In the 1940’s, the German-American philosophers Max Horkheimer and Theodor Adorno introduced the term “culture industry” as a description for Capitalist societies. The basic premise being that such cultures function as industries, and that various aspects therein condition people to function as active consumers and alienated workers in order to sustain the process of mass production. Mass marketing conditions addictive spending habits, standardizes styles, and defines fads and fashions in order to create and coordinate cyclical yet predictable markets in order to justify endless mass production.

In his 1957 book “The Art Of Loving”, Erich Fromm identified three elements which are necessary in a Capitalist society. Those elements being people who will work together to perform assigned tasks, people who will buy things, and people who will obey orders. The ability of people to work together in order to produce in bulk is a quality which is exploited by those who condition those workers to do as they are instructed. Consumerism then serves as a necessary active agent in order to preserve the system itself. That said, Fromm, Horkheimer, and Adorno all observed that such elements are conditioned as a mass deception rather than presented as evident dictates. Thus the need to incorporate a variety of aspects of society in order to subtly yet effectively sustain the culture industry.

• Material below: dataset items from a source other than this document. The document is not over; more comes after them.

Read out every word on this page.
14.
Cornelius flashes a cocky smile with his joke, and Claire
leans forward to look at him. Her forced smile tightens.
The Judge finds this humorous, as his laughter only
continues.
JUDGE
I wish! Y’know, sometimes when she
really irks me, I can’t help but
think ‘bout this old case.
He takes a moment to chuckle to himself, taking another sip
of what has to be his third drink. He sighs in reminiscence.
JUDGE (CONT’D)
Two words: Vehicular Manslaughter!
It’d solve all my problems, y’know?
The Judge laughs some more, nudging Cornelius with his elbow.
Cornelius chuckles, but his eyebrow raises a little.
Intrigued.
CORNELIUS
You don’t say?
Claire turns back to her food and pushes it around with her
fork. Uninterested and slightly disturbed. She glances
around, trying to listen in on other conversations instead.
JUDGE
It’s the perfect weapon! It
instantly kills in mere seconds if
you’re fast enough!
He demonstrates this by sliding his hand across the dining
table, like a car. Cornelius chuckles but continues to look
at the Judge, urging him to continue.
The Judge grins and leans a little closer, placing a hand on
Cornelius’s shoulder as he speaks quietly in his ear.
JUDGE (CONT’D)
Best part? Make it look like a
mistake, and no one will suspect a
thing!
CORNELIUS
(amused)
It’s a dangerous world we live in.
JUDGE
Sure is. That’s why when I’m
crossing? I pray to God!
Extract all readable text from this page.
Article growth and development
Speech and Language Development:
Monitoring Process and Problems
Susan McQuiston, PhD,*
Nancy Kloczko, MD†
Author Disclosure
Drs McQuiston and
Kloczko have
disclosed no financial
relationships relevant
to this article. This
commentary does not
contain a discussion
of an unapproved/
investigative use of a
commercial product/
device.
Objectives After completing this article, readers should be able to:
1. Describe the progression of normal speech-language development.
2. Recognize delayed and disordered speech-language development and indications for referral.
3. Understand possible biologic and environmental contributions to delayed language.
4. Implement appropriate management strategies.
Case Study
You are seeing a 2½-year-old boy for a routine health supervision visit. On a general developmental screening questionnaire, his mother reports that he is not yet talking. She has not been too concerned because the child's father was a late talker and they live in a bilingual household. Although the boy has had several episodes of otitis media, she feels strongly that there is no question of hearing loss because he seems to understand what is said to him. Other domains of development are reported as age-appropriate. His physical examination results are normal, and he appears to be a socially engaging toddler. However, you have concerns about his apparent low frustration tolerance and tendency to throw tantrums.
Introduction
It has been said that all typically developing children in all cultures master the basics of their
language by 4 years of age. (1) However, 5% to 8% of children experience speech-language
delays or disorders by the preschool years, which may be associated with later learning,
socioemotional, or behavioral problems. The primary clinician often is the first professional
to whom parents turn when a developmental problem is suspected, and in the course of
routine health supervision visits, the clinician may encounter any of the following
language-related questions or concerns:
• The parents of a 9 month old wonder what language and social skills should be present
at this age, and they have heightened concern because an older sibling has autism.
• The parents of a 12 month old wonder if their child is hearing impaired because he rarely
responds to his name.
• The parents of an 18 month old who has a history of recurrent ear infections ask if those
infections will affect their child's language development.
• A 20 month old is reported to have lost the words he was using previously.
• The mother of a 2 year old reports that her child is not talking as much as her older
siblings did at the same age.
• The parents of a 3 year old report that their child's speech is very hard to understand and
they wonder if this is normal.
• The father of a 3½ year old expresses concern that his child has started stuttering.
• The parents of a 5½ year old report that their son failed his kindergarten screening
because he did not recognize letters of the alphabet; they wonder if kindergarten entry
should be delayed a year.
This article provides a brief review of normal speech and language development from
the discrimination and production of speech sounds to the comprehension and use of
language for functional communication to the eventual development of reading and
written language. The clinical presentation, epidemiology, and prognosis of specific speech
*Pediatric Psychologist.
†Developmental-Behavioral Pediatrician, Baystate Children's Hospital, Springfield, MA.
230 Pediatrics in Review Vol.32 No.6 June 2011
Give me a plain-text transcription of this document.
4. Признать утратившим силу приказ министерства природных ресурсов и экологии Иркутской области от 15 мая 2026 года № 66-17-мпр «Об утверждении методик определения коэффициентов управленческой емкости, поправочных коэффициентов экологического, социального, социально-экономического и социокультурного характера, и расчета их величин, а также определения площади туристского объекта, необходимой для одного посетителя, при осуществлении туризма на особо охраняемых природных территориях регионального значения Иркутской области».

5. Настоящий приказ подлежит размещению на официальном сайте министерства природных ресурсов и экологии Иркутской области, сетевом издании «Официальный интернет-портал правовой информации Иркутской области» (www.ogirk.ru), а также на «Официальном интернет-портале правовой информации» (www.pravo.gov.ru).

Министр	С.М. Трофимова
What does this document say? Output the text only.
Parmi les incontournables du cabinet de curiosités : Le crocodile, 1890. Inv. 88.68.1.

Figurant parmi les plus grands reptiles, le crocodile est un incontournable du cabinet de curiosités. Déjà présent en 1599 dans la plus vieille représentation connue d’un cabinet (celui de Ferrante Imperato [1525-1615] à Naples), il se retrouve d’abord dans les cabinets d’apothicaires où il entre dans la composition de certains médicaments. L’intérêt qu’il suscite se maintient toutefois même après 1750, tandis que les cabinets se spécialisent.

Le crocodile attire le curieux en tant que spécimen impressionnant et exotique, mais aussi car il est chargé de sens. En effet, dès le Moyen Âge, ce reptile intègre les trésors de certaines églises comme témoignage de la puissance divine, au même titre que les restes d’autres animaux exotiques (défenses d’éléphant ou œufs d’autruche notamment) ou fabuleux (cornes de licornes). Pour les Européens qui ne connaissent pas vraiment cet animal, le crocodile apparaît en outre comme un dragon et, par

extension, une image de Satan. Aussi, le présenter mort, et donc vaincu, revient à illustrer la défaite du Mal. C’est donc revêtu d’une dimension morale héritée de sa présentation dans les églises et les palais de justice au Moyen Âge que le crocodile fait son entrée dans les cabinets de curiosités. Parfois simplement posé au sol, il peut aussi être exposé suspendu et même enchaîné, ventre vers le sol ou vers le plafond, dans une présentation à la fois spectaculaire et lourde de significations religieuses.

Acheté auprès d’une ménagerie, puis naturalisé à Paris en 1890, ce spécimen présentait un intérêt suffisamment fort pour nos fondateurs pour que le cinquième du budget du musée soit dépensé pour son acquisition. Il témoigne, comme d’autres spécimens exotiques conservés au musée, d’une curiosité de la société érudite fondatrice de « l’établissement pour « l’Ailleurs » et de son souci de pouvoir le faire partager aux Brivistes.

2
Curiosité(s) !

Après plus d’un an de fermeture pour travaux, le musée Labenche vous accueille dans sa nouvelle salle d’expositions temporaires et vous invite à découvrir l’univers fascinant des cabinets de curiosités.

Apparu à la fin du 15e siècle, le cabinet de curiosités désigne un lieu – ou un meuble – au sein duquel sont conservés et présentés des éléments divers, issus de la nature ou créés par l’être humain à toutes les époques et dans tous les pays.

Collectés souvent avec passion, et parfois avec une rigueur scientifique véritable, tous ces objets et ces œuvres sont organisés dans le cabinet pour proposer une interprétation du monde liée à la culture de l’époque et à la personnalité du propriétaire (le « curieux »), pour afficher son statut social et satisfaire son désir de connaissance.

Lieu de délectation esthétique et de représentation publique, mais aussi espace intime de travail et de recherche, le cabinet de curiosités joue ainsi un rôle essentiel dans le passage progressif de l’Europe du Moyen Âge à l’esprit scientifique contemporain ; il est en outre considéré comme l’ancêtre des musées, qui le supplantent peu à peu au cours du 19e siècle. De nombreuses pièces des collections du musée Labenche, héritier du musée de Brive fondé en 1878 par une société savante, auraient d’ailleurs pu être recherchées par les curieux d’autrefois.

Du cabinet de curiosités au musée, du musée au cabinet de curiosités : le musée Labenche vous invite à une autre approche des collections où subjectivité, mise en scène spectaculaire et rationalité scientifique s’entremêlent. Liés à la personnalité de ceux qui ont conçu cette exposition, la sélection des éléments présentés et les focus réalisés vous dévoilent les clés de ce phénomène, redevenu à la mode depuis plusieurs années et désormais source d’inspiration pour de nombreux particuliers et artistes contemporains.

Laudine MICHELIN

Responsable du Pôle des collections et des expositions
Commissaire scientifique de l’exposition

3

In their book “Dialectic Of Enlightenment”, Horkheimer and Adorno dismissed the notion that mass production is the response to consumer demand. Rather they noted that mass production is the design of corporate board members and wealthy profiteers. Consumerism in turn is a conditioned response to manipulative marketing. Since people in general will not be exploited voluntarily, then the means to condition the masses to servitude and complicit participation in the process are so encompassing that such entails the shaping of the entire culture into a responsive and productive industry.

Horkheimer and Adorno identified several aspects of society which are utilized as means to such ends. Namely film, radio, magazines, television, religion, formal education and politics were mentioned as avenues which the culture industry exploits in an effort to entice habitual consumerism and maintain a wage slave system of mass production. Film and television portray a picture of the ideal family as owning a nice home with several of the latest model vehicles. Radio and magazine ads aggressively market specific commodities for purchase. Religion and formal education promote obedience to authority, routine ritualism, and patriotism. Politics offers a sense of identity and the illusion of choice and influence in the economic and social system itself. The end goal of the culture industry then is to manipulate buying habits through seductive marketing, while at the same time manage and produce a demographic of willing wage slaves who are suitable servants in the process of mass production.

As I read Horkheimer and Adorno, it occurs to me how perceptive these two German-American philosophers were as to their observations regarding the culture industry. Their astute observations and warnings of social manipulation were documented decades before the era of daily conservative propaganda talk radio, 24 hour news cycles and Shopping Channels, and electronic marketing sites. Despite the transformation of America from an industrial economy to a retail market base, it would seem that the culture industry continues in 21st Century America in much the same manner as described by Horkheimer and Adorno.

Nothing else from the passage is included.